By Jano Tantongco
At Milito’s restaurant, it’s all about fresh ingredients, traditional Italian fare and a passion that can only come from a family-oriented mindset.
Coming from families deeply entrenched in the restaurant industry, owner and head chef Emilio Valle and general manager Frank Morello run Milito’s with a bond of more than 30 years of collective experience. The families often worked hand in hand to serve up fine dining for their faithful customers, they said.
Morello recalled being born and raised in the business, taking the train as a child from Queens to Manhattan to visit his father Richard at the family’s restaurant, Richie’s II.
“The richness of the restaurant business is what we do, and it all revolves around the family. Our happiness is our guests’ happiness,” Morello said. “We try our best. We do everything old school.”
The passion is clear in Valle’s tireless, seven-days-a-week efforts.
“I never get tired. I come back the next day with ideas. I love what I do,” Valle said.
He added that the Huntington Station restaurant first opened up in September 2015 under the name La Spada, where Valle served as a partner and head chef. In taking the reins of ownership, Valle changed the name to Emilio’s at first, but found some confusion with Emilio’s in Commack.
Going back to his roots, he changed the name to Milito’s, a nickname given to him by his father and the name that most knew him as.
From the biscotti, to the pasta, to the sauces, everything at Milito’s is homemade with a flavor full of care and artistry.
As prospective diner’s walk into the restaurant, they’re treated to hints of old-world Italy. Fine wines line the walls and are perched next to masks fit for a masquerade ball. The décor creates a picturesque setting topped off by a hanging Mona Lisa, who may or may not be a bit envious of diners’ delights.
To start, the antipasti combination of Lamb Arrosticini ($10.95) and Grilled Calamari ($13.95) is a strong starter to any meal as a unique union of land and sea. The lamb skewers are flavored with garlic, olive oil, salt, pepper and rosemary, while the calamari is coated with garlic-seasoned breadcrumbs and paired with assorted squash. The lamb is tender and well-portioned, and hits the diner with a zesty finish courtesy of the lemon spritz. The calamari is grilled to perfection, and enhanced with a tasty, sultry flavor from the garlic.
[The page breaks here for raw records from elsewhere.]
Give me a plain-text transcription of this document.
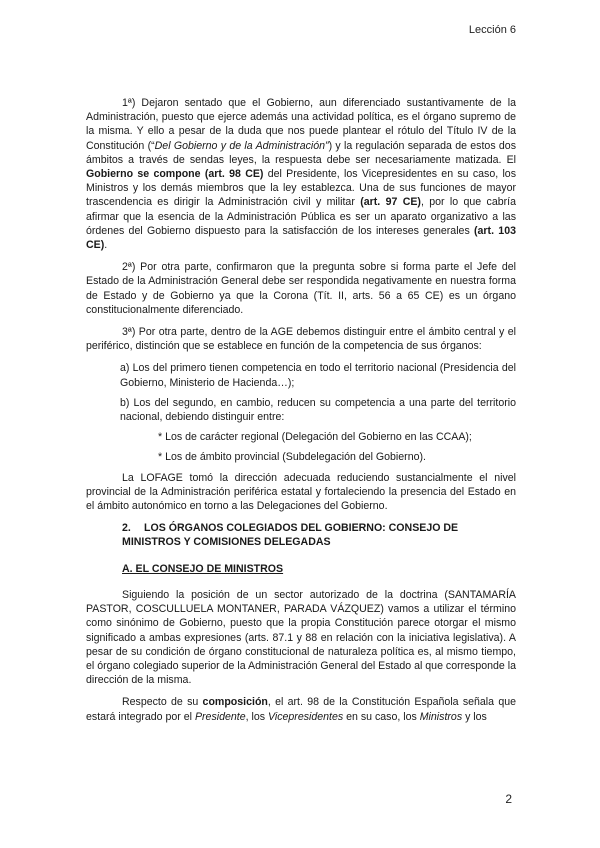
Lección 6

1ª) Dejaron sentado que el Gobierno, aun diferenciado sustantivamente de la Administración, puesto que ejerce además una actividad política, es el órgano supremo de la misma. Y ello a pesar de la duda que nos puede plantear el rótulo del Título IV de la Constitución (“Del Gobierno y de la Administración”) y la regulación separada de estos dos ámbitos a través de sendas leyes, la respuesta debe ser necesariamente matizada. El Gobierno se compone (art. 98 CE) del Presidente, los Vicepresidentes en su caso, los Ministros y los demás miembros que la ley establezca. Una de sus funciones de mayor trascendencia es dirigir la Administración civil y militar (art. 97 CE), por lo que cabría afirmar que la esencia de la Administración Pública es ser un aparato organizativo a las órdenes del Gobierno dispuesto para la satisfacción de los intereses generales (art. 103 CE).

2ª) Por otra parte, confirmaron que la pregunta sobre si forma parte el Jefe del Estado de la Administración General debe ser respondida negativamente en nuestra forma de Estado y de Gobierno ya que la Corona (Tít. II, arts. 56 a 65 CE) es un órgano constitucionalmente diferenciado.

3ª) Por otra parte, dentro de la AGE debemos distinguir entre el ámbito central y el periférico, distinción que se establece en función de la competencia de sus órganos:

a) Los del primero tienen competencia en todo el territorio nacional (Presidencia del Gobierno, Ministerio de Hacienda…);

b) Los del segundo, en cambio, reducen su competencia a una parte del territorio nacional, debiendo distinguir entre:

* Los de carácter regional (Delegación del Gobierno en las CCAA);

* Los de ámbito provincial (Subdelegación del Gobierno).

La LOFAGE tomó la dirección adecuada reduciendo sustancialmente el nivel provincial de la Administración periférica estatal y fortaleciendo la presencia del Estado en el ámbito autonómico en torno a las Delegaciones del Gobierno.

2. LOS ÓRGANOS COLEGIADOS DEL GOBIERNO: CONSEJO DE MINISTROS Y COMISIONES DELEGADAS

A. EL CONSEJO DE MINISTROS

Siguiendo la posición de un sector autorizado de la doctrina (SANTAMARÍA PASTOR, COSCULLUELA MONTANER, PARADA VÁZQUEZ) vamos a utilizar el término como sinónimo de Gobierno, puesto que la propia Constitución parece otorgar el mismo significado a ambas expresiones (arts. 87.1 y 88 en relación con la iniciativa legislativa). A pesar de su condición de órgano constitucional de naturaleza política es, al mismo tiempo, el órgano colegiado superior de la Administración General del Estado al que corresponde la dirección de la misma.

Respecto de su composición, el art. 98 de la Constitución Española señala que estará integrado por el Presidente, los Vicepresidentes en su caso, los Ministros y los

2
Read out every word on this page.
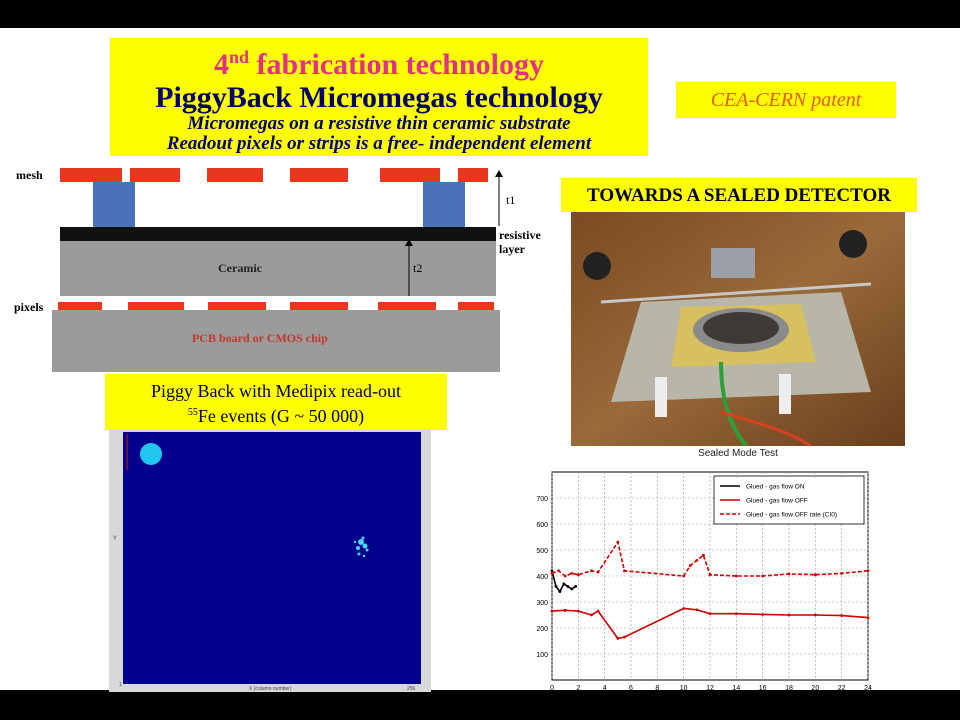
4nd fabrication technology
PiggyBack Micromegas technology
Micromegas on a resistive thin ceramic substrate
Readout pixels or strips is a free- independent element
CEA-CERN patent
mesh
t1
resistive
layer
Ceramic	t2
pixels
PCB board or CMOS chip
Piggy Back with Medipix read-out
$^{55}$Fe events (G ~ 50 000)
Y
1
X (column number)	256
TOWARDS A SEALED DETECTOR
Sealed Mode Test
0	2	4	6	8	10	12	14	16	18	20	22	24
100
200
300
400
500
600
700
Glued - gas flow ON
Glued - gas flow OFF
Glued - gas flow OFF rate (CI0)
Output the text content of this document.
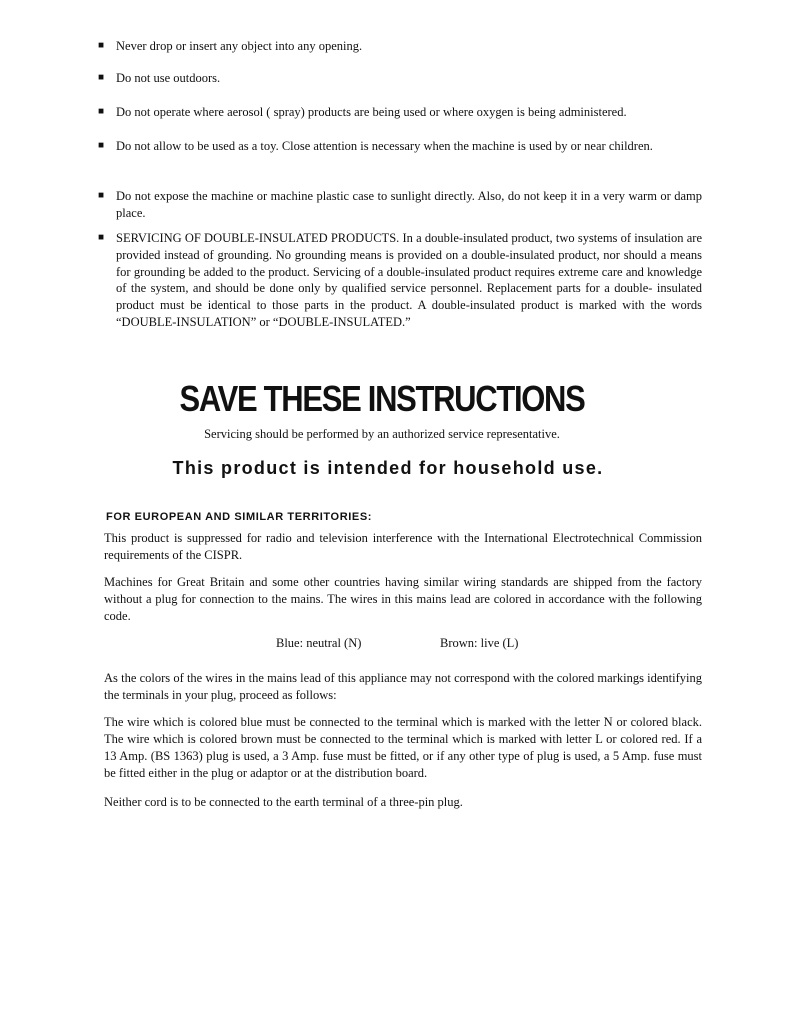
■ Never drop or insert any object into any opening.
■ Do not use outdoors.
■ Do not operate where aerosol ( spray) products are being used or where oxygen is being administered.
■ Do not allow to be used as a toy. Close attention is necessary when the machine is used by or near children.
■ Do not expose the machine or machine plastic case to sunlight directly. Also, do not keep it in a very warm or damp place.
■ SERVICING OF DOUBLE-INSULATED PRODUCTS. In a double-insulated product, two systems of insulation are provided instead of grounding. No grounding means is provided on a double-insulated product, nor should a means for grounding be added to the product. Servicing of a double-insulated product requires extreme care and knowledge of the system, and should be done only by qualified service personnel. Replacement parts for a double- insulated product must be identical to those parts in the product. A double-insulated product is marked with the words “DOUBLE-INSULATION” or “DOUBLE-INSULATED.”
SAVE THESE INSTRUCTIONS
Servicing should be performed by an authorized service representative.
This product is intended for household use.
FOR EUROPEAN AND SIMILAR TERRITORIES:
This product is suppressed for radio and television interference with the International Electrotechnical Commission requirements of the CISPR.
Machines for Great Britain and some other countries having similar wiring standards are shipped from the factory without a plug for connection to the mains. The wires in this mains lead are colored in accordance with the following code.
Blue: neutral (N)	Brown: live (L)
As the colors of the wires in the mains lead of this appliance may not correspond with the colored markings identifying the terminals in your plug, proceed as follows:
The wire which is colored blue must be connected to the terminal which is marked with the letter N or colored black. The wire which is colored brown must be connected to the terminal which is marked with letter L or colored red. If a 13 Amp. (BS 1363) plug is used, a 3 Amp. fuse must be fitted, or if any other type of plug is used, a 5 Amp. fuse must be fitted either in the plug or adaptor or at the distribution board.
Neither cord is to be connected to the earth terminal of a three-pin plug.
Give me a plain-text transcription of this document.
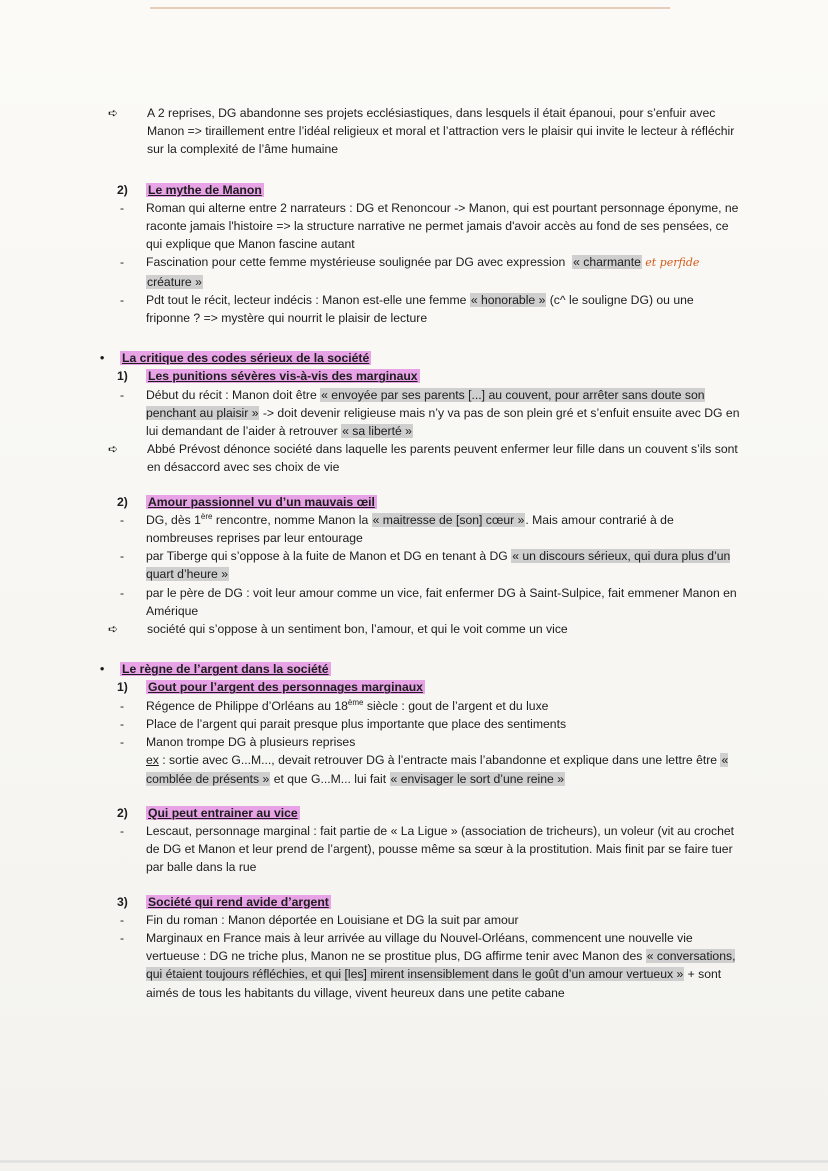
➪	A 2 reprises, DG abandonne ses projets ecclésiastiques, dans lesquels il était épanoui, pour s’enfuir avec Manon => tiraillement entre l’idéal religieux et moral et l’attraction vers le plaisir qui invite le lecteur à réfléchir sur la complexité de l’âme humaine
2) Le mythe de Manon
- Roman qui alterne entre 2 narrateurs : DG et Renoncour -> Manon, qui est pourtant personnage éponyme, ne raconte jamais l'histoire => la structure narrative ne permet jamais d'avoir accès au fond de ses pensées, ce qui explique que Manon fascine autant
- Fascination pour cette femme mystérieuse soulignée par DG avec expression « charmante et perfide créature »
- Pdt tout le récit, lecteur indécis : Manon est-elle une femme « honorable » (c^ le souligne DG) ou une friponne ? => mystère qui nourrit le plaisir de lecture
• La critique des codes sérieux de la société
1) Les punitions sévères vis-à-vis des marginaux
- Début du récit : Manon doit être « envoyée par ses parents [...] au couvent, pour arrêter sans doute son penchant au plaisir » -> doit devenir religieuse mais n’y va pas de son plein gré et s’enfuit ensuite avec DG en lui demandant de l’aider à retrouver « sa liberté »
➪	Abbé Prévost dénonce société dans laquelle les parents peuvent enfermer leur fille dans un couvent s’ils sont en désaccord avec ses choix de vie
2) Amour passionnel vu d’un mauvais œil
- DG, dès 1ère rencontre, nomme Manon la « maitresse de [son] cœur ». Mais amour contrarié à de nombreuses reprises par leur entourage
- par Tiberge qui s’oppose à la fuite de Manon et DG en tenant à DG « un discours sérieux, qui dura plus d’un quart d’heure »
- par le père de DG : voit leur amour comme un vice, fait enfermer DG à Saint-Sulpice, fait emmener Manon en Amérique
➪	société qui s’oppose à un sentiment bon, l’amour, et qui le voit comme un vice
• Le règne de l’argent dans la société
1) Gout pour l’argent des personnages marginaux
- Régence de Philippe d’Orléans au 18ème siècle : gout de l’argent et du luxe
- Place de l’argent qui parait presque plus importante que place des sentiments
- Manon trompe DG à plusieurs reprises
ex : sortie avec G...M..., devait retrouver DG à l’entracte mais l’abandonne et explique dans une lettre être « comblée de présents » et que G...M... lui fait « envisager le sort d’une reine »
2) Qui peut entrainer au vice
- Lescaut, personnage marginal : fait partie de « La Ligue » (association de tricheurs), un voleur (vit au crochet de DG et Manon et leur prend de l’argent), pousse même sa sœur à la prostitution. Mais finit par se faire tuer par balle dans la rue
3) Société qui rend avide d’argent
- Fin du roman : Manon déportée en Louisiane et DG la suit par amour
- Marginaux en France mais à leur arrivée au village du Nouvel-Orléans, commencent une nouvelle vie vertueuse : DG ne triche plus, Manon ne se prostitue plus, DG affirme tenir avec Manon des « conversations, qui étaient toujours réfléchies, et qui [les] mirent insensiblement dans le goût d’un amour vertueux » + sont aimés de tous les habitants du village, vivent heureux dans une petite cabane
Up next, the Cavatelli Foresteria ($16.95) is a hallmark of fine, homemade pasta that truly exemplifies Italian comfort food. The homemade cavatelli is paired with deliciously earthy mushrooms, chunks of prosciutto and mascarpone cheese in a light brown sauce. Topped with freshly ground black pepper, the occasional peppercorn adds an exuberance to a deeply satisfying dish.
The Prosciutto Wrapped Monkfish ($30.95) featured medallions of Atlantic monkfish wrapped with prosciutto sauteed in a lemon, white wine herb sauce with spinach. The hearty texture of the monkfish is reminiscent of lobster, and takes in the medley of herbal flavors of the dish. It’s all wrapped in a slice of prosciutto that will make any diner’s mouth water.
As for the Veal Carciofi ($19.99), the dish brings together veal scallopini sauteed topped with artichokes and sun-dried tomatoes in a lemon white wine sauce with almonds. The veal is almost buttery, and shines through with a bold citrus tones that just might send your tastebuds on a trip into a savory paradise.
To top it all off, the homemade Napoleon cake serves as a delicious take on the French dessert. It features an especially flakey and puffy crust that’s an ideal backdrop for the freshly whipped cream. Topped with a raspberry drizzle, paired with strawberries and raspberries, the pastry’s richness is accented with bursts of fruity freshness.